Valentine’s Day began with a beheading. Over the subsequent millennia, it has become a behemoth fueled by bland corporatism and depression. Feb. 14 remains a day like any other, though, and some entirely passionless events have happened while folks were out getting their romance on. For levity’s sake, we’ll skip over Strasbourg, the Firebombing of Dresden and the Salman Rushdie fatwa.
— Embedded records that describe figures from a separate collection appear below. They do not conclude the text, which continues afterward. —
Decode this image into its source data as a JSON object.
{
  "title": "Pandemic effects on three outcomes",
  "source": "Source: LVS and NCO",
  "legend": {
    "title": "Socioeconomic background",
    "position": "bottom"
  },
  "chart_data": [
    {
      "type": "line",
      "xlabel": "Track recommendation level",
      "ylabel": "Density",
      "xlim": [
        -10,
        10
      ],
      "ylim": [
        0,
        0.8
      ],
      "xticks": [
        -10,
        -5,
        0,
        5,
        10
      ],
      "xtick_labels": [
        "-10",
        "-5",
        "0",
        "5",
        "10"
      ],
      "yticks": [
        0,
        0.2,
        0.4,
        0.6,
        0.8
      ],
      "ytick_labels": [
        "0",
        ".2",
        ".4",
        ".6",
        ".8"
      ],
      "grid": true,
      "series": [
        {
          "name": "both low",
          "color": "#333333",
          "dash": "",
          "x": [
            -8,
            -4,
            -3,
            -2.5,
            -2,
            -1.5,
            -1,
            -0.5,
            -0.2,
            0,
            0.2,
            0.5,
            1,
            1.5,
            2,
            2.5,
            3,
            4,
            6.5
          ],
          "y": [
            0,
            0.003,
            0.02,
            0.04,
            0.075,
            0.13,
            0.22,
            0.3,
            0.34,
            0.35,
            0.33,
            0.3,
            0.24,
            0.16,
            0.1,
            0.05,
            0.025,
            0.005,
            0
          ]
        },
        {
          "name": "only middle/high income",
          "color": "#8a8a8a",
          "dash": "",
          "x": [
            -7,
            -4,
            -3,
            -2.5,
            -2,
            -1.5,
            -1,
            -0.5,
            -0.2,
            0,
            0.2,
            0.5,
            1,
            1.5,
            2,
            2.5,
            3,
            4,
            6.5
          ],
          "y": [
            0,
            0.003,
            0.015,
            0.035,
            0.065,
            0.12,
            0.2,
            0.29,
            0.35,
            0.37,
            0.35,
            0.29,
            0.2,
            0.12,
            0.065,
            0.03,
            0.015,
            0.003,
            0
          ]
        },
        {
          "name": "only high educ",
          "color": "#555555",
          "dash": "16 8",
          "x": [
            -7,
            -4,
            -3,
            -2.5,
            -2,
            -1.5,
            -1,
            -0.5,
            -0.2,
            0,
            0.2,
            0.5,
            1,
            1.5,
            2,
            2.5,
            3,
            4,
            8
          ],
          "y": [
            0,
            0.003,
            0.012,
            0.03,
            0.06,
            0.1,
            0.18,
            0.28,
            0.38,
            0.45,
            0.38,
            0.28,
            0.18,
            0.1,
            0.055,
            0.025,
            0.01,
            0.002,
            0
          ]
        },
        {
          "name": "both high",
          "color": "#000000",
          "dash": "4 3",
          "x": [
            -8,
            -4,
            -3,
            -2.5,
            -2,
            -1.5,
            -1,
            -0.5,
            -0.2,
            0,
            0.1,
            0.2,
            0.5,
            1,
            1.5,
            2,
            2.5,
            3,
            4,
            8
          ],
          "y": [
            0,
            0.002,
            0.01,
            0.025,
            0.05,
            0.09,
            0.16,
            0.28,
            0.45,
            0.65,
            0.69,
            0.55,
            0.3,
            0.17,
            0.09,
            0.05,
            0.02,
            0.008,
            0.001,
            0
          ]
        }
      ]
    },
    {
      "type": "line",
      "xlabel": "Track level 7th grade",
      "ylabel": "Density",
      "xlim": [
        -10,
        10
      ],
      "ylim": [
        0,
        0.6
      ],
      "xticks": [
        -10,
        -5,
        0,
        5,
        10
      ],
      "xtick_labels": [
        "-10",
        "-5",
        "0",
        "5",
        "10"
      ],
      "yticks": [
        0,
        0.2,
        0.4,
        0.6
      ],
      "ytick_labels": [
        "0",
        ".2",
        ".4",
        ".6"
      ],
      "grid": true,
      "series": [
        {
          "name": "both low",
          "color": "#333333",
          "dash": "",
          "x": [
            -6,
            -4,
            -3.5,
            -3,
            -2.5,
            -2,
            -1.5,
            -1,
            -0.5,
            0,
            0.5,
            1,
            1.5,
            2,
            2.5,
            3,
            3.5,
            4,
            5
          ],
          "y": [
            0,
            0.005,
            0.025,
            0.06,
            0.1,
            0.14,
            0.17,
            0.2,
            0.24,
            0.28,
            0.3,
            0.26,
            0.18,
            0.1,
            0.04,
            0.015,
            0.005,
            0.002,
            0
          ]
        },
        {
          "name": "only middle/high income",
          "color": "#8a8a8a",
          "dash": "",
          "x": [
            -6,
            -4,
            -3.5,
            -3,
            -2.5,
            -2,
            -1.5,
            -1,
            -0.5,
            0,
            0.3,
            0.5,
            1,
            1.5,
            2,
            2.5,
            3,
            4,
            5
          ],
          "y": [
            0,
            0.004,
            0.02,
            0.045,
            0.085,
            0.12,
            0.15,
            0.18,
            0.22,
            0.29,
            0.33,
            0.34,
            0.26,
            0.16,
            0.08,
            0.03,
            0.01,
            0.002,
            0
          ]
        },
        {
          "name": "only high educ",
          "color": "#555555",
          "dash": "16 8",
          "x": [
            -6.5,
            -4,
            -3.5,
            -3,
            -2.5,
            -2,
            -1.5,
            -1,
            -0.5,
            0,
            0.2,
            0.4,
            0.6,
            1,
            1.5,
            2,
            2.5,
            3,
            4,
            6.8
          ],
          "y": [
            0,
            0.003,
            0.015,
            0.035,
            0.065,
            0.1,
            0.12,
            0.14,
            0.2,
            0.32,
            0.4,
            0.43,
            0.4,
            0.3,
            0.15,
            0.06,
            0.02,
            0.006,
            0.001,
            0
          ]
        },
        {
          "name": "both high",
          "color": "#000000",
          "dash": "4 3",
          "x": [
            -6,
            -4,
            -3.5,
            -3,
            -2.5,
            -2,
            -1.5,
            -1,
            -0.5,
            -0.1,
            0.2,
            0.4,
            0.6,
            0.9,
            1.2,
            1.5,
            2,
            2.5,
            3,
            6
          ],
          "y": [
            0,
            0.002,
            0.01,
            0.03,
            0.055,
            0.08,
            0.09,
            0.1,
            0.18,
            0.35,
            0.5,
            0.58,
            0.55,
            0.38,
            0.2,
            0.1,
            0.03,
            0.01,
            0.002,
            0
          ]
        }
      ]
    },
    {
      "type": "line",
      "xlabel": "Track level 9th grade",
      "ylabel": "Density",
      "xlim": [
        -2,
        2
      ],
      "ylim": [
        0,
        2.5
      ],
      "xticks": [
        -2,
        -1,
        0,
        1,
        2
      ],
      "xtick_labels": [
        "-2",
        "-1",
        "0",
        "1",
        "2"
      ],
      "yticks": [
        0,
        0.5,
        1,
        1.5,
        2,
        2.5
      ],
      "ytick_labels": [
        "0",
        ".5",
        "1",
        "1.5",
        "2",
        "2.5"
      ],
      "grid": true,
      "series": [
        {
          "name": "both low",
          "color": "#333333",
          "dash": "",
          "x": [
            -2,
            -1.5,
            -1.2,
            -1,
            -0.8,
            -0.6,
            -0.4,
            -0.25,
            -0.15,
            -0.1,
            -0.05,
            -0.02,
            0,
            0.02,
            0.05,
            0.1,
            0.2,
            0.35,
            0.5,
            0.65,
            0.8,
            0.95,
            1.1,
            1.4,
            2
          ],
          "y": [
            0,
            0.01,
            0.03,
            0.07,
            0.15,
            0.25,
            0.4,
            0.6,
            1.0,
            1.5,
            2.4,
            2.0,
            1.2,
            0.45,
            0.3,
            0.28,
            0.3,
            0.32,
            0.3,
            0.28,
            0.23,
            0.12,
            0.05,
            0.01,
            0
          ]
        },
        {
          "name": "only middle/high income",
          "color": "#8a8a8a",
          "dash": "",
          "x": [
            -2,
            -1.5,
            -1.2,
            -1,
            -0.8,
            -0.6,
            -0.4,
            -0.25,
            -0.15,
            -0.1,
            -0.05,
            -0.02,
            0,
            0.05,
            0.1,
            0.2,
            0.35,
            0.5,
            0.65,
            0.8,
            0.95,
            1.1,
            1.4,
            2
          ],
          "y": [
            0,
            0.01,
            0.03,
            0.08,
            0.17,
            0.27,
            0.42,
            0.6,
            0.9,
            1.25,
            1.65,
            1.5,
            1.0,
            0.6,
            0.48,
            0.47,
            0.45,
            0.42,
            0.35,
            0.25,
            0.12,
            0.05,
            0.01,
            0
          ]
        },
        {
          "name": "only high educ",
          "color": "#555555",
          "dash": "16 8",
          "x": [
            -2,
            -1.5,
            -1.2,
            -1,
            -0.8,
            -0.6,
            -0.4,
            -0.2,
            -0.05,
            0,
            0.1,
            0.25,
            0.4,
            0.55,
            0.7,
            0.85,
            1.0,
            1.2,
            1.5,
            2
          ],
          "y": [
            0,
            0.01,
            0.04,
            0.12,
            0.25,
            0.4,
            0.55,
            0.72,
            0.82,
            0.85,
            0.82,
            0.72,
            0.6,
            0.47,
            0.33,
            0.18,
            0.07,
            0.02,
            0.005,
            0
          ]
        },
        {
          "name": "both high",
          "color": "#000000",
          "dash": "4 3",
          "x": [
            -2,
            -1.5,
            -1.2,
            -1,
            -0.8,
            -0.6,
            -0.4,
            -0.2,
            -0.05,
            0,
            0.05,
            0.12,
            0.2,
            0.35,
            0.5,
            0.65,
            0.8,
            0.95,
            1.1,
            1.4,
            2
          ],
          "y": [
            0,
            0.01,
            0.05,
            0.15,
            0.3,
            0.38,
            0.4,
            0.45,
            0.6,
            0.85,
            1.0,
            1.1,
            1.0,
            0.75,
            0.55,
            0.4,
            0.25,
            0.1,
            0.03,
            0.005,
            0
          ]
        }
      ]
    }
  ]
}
February 14, 1854: Texas was linked to the rest of the United States by telegraph. Telegraph may be the least intimate communication form of all-time. Even the tenderest messages sound cold and curt. Multiple third-parties are involved. Humans have not devised a way to turn it prurient.

February 14, 1924: Thomas Watson started the International Business Machines Corporation, better known as IBM. The name is as boring and utilitarian as the products. It’s hard to find an emblem of every day realism and drudgery more poignant than corporate data storage. IBM’s idea of whimsy? Adding a smidge of geometric flare to a giant black box.

February 14, 1929: Alexander Fleming unveiled his recently discovered antibiotic penicillin. Sure, this was one of the most revolutionary achievements in the history of medicine and an undoubted boon for mankind, but could there be a bigger cry for human intimacy than playing with bread mold alone in a basement laboratory?

February 14, 1971: Richard Nixon installed his secret taping system in the White House. Nothing gets that blood flowing like a little red wine and some hot Nixon chats.

February 14, 1977: The B-52’s played their first concert together at an Athens, Georgia house party. They are possibly the dorkiest band of all-time. Fred Schneider’s voice is the cold shower of pop music. Listening to a B-52’s album foments the urge to add articles of clothing.